藍慕昭做夢都不會想到她的死因會是在荒山野嶺被惡狗啃食而死,因爲她姓藍,是國姓,是東崇國最最貴的公主殿下。
可她真就這樣死了,被人挑斷了手筋腳筋甚至被斷了聲帶,丟在野狗堆中,任由野狗將她的肉生生扯下,最後也不知道是疼死的,還是失血過多死的。
她記得最清楚的就是她的仇人,站在野狗堆外,舉着火把面無表情的看着眼前的一切。
藍慕昭恨,恨這個她用盡手段纔得到的男人對她這般狠心。可是她跟恨的是,縱然她用盡一切手段,甚至不惜S了他最愛的人用來激怒他,他對她都永遠這樣的表情。

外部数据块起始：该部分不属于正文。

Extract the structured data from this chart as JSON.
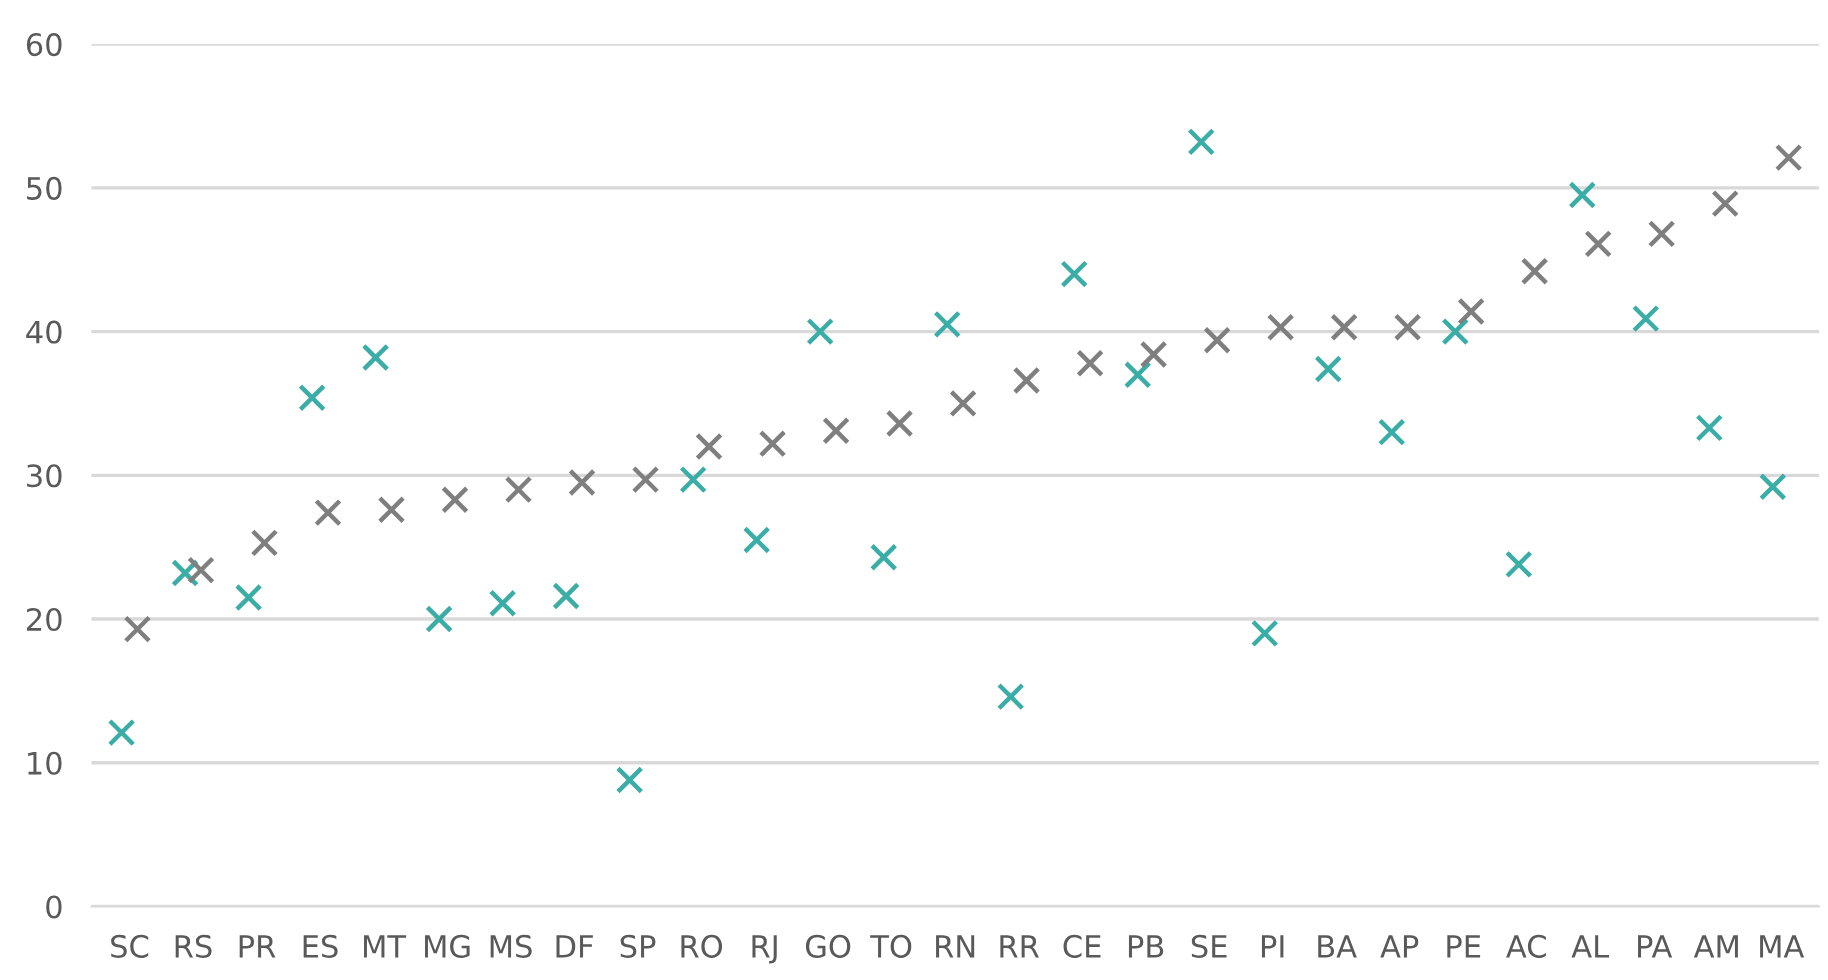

就好像此生她從未出現在他面前一樣,就好像她只是他生命中的路人。
可是他們是夫妻啊......
曾經覺得做不成愛人也要做仇人的想法迴盪在藍慕昭的腦海中,當初還覺得自己偉大,如今想來是多麼的可笑。這個男人知道如何激怒自己,知道自己想讓他恨,於是他偏偏不恨。
連恨都不恨,不讓她留下一絲痕跡。
狠,真的狠!
死前,藍慕昭就那麼歪着頭看着那個她愛得死去活來的男人。火光映照在他臉上,看着並不那麼真切。那一張斯斯文文看着很好欺負的臉下,實際上是那麼一個果決又殘忍的靈魂。
突然間藍慕昭舉得她不愛他了,很奇怪,就那麼一瞬間的事情,就放下了纏繞她十年的心魔。身體的疼痛消失殆盡,靈魂像是被洗滌過一樣輕盈。
“慕兒,我帶你走,我們一起走吧。”某個男人的聲音響徹在她耳邊,讓她彷彿看到了當年,他滿身是血倒在她懷裏的樣子。
“好......”藍慕昭無聲的張了張口,隨後徹底的被黑暗所吞噬。
......
‘滴啦噠~滴啦噠~滴啦噠滴噠滴噠~’喜慶祥和的聲樂聲跟隨着一輛大紅色四馬車攆,從皇城的皇宮門口一路響徹至南城的上官府。
……
上官流年一襲紅衣,帶着紅帽,帽上鑲嵌着着一顆紅得發黑的寶石。他本就面如冠玉,長相斯文。皮膚白皙得叫不少女子都羨煞,薄薄的嘴脣在紅色的襯托下顯得那麼的鮮紅。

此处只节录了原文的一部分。